Years of training kept him from starting at the indulgent voice of the man sitting beside him on the black leather seat of the limo.

“Is something wrong?”

Cole pulled himself from his worrisome thoughts and turned to the white-haired gentleman. “Just a feeling.” He reassured his boss with an expression just short of a smile. “I wish you’d let me check out this private hospital before driving out here. You want me to be in charge of security, yet you insist on taking foolish risks like this.” He nodded toward the unlit cigar clenched in the other man’s arthritic hand. “And you know the doctor is going to tell you to give up those things, too. How many times have we had this discussion about your impulses?”

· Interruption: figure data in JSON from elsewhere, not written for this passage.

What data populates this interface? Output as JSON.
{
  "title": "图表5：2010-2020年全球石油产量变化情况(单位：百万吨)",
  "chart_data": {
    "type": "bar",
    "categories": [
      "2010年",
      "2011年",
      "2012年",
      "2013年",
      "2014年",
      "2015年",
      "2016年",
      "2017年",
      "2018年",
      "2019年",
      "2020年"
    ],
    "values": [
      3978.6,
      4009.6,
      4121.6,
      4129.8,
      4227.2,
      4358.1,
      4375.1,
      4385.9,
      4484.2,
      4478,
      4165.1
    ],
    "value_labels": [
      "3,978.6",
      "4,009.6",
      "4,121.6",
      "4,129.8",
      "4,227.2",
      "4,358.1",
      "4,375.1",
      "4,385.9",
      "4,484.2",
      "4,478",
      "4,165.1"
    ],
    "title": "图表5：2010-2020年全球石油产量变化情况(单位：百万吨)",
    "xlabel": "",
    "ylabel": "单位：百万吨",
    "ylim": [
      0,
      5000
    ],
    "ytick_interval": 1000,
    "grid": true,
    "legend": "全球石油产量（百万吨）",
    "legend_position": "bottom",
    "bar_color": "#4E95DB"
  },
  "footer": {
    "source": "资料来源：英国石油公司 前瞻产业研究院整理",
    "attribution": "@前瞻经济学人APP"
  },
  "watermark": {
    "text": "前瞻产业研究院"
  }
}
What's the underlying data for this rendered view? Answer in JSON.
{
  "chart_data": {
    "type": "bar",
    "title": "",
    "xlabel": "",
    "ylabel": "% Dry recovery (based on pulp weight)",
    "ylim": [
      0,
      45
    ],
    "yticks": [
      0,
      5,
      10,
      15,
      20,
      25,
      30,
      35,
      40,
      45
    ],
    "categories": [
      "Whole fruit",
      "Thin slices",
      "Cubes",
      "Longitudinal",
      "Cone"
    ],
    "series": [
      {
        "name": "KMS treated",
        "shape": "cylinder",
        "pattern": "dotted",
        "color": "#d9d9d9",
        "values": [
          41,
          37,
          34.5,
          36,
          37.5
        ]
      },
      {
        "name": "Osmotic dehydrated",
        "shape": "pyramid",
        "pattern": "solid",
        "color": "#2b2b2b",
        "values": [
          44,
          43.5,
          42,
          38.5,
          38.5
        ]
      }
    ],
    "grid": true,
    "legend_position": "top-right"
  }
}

The older man laughed. “My wife, rest her soul, was the only one I ever let criticize my choices. Now you’re nagging at me.”

At six-four, with a muscular body and well-honed skills that made him a deadly fighting machine, no one would mistake former KCPD Detective Cole Taylor for anyone’s nagging wife. Yet Jericho Meade patted Cole’s knee and scolded him as if Cole were his nurse, not his bodyguard.

“I’m not nagging,” Cole insisted, hating these fond, almost familial feelings he had for his employer. “I’m laying it on the line. You make my job harder than it needs to be.”